On first seeing the school, both Okun and Markovic thought it was too good to be true. It was the perfect place and exactly what their vision was for a studio. Their desire and dream studio was to each have a separate, but connected, personal space. Add on some workshop areas and spaces for other creatives and the Queenston building offered up all they wanted. 

Their first experience driving through Queenston was in November and each time they drove past the school, as Markovic said, he would “feel a little sick in the stomach” because they wanted it so bad. 

Both appreciate that there is no commercial aspect to Queenston, just a quiet, little village with a huge historical influence — perfect for the work they produce.

Six months after Markovic submitted his written proposal, the Willowbank board approved the plan and the couple took over the school in June.

The main goal is to create a culturally rich centre that is versatile enough to let Okun and Markovic have their own studios to produce their work, a gallery for exhibitions, and space for workshops and classes.  

Markovic explains that the rooms have “ample hanging walls and as soon as they get the lighting figured out, it will make a nice gallery.”                

Walking into this space fills one with nostalgia. They have kept the essence of the space intact. The main room is a paint apothecary, where all the materials will be made, from paint to stretchers to panels, and workshops conducted on paint-making.  

Inspired by an apothecary in Florence that sells all raw materials from pigments, Markovic wanted to replicate that feel. He repurposed all the material from the building, including wainscotting, shelving, chalkboards and tried to keep things as authentic as possible. There are still pencil sharpeners and the old intercom system on the wall. 

Okun's room is a large classroom, steps from the main room. It displays some completed art pieces as well as some in progress and still on the easel.  

A small collection of what looks like vintage photographs, which are actually paintings, are scattered around the room and you could spend hours just taking in the talent displayed in her artwork. An impressive collection of brushes and oil paints sit atop a large, wheeled cabinet that can be moved about.  

There will be ample space to display Okun's art, with plans to offer evening painting classes, art materials workshops and life drawing sessions for the community. 

Next door is Markovic's room, another large classroom with his art displayed on the walls. During COVID, Markovic changed everything about his approach to painting. Okun remained figurative in her work, meaning she represents forms that are recognizably derived from life, but Markovic took a leap and started doing more abstract work. 

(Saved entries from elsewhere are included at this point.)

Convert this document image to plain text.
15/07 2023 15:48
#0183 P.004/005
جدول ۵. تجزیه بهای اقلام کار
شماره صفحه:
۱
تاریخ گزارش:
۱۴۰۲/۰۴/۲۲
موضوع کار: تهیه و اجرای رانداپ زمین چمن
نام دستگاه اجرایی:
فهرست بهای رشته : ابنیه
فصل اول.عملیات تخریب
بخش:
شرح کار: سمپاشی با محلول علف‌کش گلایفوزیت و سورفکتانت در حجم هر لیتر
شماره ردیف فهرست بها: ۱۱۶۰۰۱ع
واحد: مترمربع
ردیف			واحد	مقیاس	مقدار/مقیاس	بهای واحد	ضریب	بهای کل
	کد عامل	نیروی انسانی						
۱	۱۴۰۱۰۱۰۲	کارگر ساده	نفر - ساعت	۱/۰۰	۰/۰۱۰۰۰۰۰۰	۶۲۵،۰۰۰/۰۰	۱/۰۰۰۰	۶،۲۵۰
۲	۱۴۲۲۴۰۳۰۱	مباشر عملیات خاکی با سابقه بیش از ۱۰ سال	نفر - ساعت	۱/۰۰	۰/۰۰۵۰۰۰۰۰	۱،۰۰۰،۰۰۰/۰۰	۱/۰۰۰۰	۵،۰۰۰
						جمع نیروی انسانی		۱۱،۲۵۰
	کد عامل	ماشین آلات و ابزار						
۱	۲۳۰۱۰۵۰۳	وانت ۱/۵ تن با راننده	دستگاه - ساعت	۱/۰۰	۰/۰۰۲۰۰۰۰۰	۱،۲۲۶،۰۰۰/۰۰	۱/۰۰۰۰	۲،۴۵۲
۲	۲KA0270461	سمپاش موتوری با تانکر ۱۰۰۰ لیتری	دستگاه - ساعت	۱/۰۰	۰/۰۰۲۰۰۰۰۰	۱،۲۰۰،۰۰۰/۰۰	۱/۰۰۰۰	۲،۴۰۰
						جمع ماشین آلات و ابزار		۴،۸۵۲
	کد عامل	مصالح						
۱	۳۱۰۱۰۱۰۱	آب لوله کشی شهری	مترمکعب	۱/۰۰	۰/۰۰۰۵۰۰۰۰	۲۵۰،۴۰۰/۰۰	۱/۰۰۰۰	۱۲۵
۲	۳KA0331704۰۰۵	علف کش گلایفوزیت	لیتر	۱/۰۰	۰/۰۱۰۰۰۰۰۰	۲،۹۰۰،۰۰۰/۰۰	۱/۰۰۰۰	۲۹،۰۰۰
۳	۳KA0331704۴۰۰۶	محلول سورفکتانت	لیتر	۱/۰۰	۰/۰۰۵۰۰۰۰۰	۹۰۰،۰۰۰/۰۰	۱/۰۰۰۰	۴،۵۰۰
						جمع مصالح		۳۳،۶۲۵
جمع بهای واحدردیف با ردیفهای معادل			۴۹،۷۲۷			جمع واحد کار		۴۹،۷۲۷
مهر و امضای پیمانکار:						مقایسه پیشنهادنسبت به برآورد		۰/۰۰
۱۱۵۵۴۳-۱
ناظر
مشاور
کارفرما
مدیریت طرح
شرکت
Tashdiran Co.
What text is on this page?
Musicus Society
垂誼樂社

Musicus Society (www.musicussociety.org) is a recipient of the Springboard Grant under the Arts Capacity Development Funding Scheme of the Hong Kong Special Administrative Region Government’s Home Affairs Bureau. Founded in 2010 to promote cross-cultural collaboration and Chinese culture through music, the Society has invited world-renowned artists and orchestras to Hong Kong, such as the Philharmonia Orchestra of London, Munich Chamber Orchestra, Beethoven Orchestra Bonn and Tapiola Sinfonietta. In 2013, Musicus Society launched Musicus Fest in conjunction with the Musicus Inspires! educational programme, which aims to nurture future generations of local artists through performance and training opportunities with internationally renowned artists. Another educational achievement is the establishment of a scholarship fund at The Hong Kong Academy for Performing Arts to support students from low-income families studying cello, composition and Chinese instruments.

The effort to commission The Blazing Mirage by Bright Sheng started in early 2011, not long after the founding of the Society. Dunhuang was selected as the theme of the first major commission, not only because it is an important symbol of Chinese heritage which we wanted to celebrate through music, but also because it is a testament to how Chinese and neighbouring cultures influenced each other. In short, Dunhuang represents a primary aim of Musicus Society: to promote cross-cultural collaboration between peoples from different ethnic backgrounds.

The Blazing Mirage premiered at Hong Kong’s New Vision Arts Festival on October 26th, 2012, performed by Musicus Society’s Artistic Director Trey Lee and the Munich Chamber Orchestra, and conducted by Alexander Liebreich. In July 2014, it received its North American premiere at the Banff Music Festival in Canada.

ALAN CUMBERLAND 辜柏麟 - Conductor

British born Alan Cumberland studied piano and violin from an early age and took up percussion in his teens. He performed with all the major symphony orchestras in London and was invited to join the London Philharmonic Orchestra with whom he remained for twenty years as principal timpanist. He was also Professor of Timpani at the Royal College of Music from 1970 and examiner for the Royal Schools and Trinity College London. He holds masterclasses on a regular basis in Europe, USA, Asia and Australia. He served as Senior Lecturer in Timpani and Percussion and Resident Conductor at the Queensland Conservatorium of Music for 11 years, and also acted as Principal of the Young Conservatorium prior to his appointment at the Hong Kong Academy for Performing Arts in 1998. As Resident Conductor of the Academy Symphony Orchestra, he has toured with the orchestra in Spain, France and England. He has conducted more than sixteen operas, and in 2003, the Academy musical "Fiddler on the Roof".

They both experimented more with textures and tend to feed off of each other’s creativity. 

They have come to appreciate having a separation of home and studio. They spend hours each day now at the studio, returning home in the evening. They feel they are more productive and less procrastinating when their studio is not part of their home.

“Now that we don’t live in our studio, it’s really nice to leave and come back fresh,” says Markovic.

“I think we will work longer days to get things done,” adds Okun.   

They are searching for the right people to come and take on the other rooms in the building. Makers who have studied the past and are bringing it into the present would be their preference; those of who work hands on with carpentry, ceramics, instruments to name a few.

Depending on provincial restrictions, they hope to host an open door event in the fall to welcome and thank the community for their support.

They look to offer adult classes, maybe an outdoor seating area for a community gathering space and perhaps a small exhibition of their work.

“We feel like Queenston gave us this beautiful building and we want to give something back,” says Markovic.

“We feel very honoured to be in this beautiful historical site at the hub of what feels to us like the prettiest town in Canada,” says Okun. 

“We know how important that building is for the community and it is our mandate to infuse it with art and beauty. We are very excited about this new opportunity that Willowbank has given us and we look forward to opening our doors to visitors when COVID is under control.”